Appetitive Torque at Eastside International

Appetitive Torque. Eastside International. Photo Courtesy of Eastside International.

Appetitive Torque at Eastside International

By Genie Davis

Through April 22nd

 

Eastside International has another provocative exhibition running through April 22nd, Appetitive Torque. Curated by Loren Britton and Rocket Caleshu, the show features the work of artists Cheyenne Julien, Gaby Collins-Fernandez, and Christina Quarles; and of writers Vanessa Baish, Rin Johnson, Martha Oatis, and Matt Polzin.

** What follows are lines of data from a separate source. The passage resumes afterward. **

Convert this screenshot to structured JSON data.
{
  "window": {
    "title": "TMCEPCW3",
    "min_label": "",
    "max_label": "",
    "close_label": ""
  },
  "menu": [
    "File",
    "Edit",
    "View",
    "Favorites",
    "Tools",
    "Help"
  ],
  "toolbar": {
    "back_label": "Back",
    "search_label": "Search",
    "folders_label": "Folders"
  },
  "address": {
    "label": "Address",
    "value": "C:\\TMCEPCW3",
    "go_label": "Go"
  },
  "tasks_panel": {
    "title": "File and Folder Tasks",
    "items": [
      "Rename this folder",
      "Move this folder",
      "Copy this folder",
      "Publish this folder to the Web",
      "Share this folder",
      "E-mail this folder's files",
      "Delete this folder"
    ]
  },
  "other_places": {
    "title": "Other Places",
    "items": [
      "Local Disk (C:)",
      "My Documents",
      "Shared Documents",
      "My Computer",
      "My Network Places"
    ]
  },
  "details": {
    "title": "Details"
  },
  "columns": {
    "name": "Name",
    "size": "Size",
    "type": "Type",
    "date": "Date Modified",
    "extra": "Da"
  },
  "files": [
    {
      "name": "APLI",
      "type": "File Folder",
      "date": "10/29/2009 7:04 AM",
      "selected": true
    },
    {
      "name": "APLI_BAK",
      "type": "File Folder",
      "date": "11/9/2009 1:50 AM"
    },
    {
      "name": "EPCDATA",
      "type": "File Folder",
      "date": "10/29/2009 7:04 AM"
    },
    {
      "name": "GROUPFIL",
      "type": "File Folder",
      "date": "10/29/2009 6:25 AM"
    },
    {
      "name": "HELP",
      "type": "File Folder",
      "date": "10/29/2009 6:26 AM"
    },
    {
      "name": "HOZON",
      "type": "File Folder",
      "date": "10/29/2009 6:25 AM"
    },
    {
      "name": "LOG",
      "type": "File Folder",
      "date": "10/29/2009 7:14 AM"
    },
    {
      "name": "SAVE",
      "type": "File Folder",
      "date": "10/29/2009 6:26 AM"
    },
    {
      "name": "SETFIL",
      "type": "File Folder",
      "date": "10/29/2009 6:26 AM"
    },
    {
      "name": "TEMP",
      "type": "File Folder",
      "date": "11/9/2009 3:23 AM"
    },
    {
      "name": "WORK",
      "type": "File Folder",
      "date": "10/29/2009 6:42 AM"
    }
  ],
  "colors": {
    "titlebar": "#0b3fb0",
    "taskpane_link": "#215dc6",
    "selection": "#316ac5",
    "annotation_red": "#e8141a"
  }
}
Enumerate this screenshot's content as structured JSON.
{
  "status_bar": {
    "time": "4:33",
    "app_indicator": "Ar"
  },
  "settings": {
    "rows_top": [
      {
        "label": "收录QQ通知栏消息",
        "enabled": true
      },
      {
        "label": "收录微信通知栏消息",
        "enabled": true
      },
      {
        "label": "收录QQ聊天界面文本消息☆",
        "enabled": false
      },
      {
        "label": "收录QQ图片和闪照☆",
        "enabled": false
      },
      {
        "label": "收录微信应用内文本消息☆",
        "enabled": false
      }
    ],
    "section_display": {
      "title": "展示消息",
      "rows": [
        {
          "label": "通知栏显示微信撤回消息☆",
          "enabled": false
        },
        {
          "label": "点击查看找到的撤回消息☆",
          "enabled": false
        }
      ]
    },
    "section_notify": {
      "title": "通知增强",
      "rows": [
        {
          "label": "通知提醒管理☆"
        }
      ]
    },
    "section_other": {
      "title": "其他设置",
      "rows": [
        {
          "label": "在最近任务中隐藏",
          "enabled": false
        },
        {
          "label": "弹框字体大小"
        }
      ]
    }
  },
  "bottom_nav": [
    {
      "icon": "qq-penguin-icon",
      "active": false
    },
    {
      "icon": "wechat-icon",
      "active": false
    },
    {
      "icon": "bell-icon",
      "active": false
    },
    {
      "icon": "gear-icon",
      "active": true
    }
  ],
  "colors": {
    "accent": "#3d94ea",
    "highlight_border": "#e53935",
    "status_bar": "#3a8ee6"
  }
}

The artist-run gallery describes the title of the show as “a natural desire to satisfy bodily needs…the appetitive behavior of animals” combined with a definition of torque as “a twisting force that tends to cause rotation.” So what appetites does this show explore? And which desires does it twist? Viewers will encounter mixed-media abstracts that leap off the wall with color and shape; sinuous bodies in impossible positions; images that are close-ups or sections of the body.

Gaby Collins Fernandez. Lets Talk About Taste. Appetitive Torque. Eastside International. Photo Courtesy of Eastside International.

Starting with Gaby Collins-Fernandez’ appropriately named “Let’s Talk about Taste,” this is a tactile and textural piece that begs the viewer to touch it. The New York-based Collins-Fernandez uses materials that can only be described as sensual, with thick paint, strips and slivers of fabric, and words that suggest conversation – each element a layer of both visual and meaning in the overall piece.

Cheyenne Julien’s Untitled oil on canvas is tactile in a different sense, a swirl of almost touchable cigarette smoke rising from a red hand, projecting from what could be a missile; a brown hand upraised as if to stop the diffusion of the toxic cloud. Another Untitled piece, this one acrylic on canvas, features two profiles facing off, one with a half-visible phrase of “love” on the cheek, the other with a half-visible package of premium gum. In the background, a brown door or portal leads to a yellow building. Here it is perhaps the taste of gum being chewed, the taste of love not achieved, the textured look of skin that has an inward glow as if cast in bronze and sunlight. While this artist is also based on the East Coast, her colors seem tropical and intense, surreal and sultry.

Christina Quarles. Appetitive Torque. Eastside International. Photo Courtesy of Eastside International.

The Los Angeles-based Christina Quarles offers a Picasso-like take on love making, two bodies intertwined, highly defined brush strokes on hair and what looks like a picnic cloth, bodies smooth, as silky looking as skin. In “Just Hold On and I’ll Hold ‘Em Off,” the acrylic on canvas work features a woman with a small child or human-like creature – its color and shape somewhat amorphous – plunged and trapped inside a very dimensional flowered mattress. The artist says that her work uses “perspectival planes that both situate and fragment the bodies they bisect.” Her work imposes a rhythm of transformative pattern and shape, bodies melting through object and design.

Each of these artists’ works are visually manipulative, leading the viewer to contemplate the palette, the texture, the dimensional aspects of the works. To hunger, if one will continue with the “appetitive” title, for understanding. There is a voluptuousness to each work, which is also the case with the written materials of Vanessa Baish, Rin Johnson, Martha Oatis, and Matthew Polzin. Polzin’s characters are filled with anger and physicality; Johnson’s poetry asks questions the stimulate the visual such as “How many U turns until I am going in the right direction?” Flora and fauna figure literally and figuratively in the work of Oatis, while Baish uses devotion and love as a weapon of transformation, one that peels away the bitter rind and reveals the sweetness inside or beneath.

And so we are back to taste: the bitter and the sweet. Savor both. Eastside International is located at 602 Moulton Ave. in the Brewery Arts complex.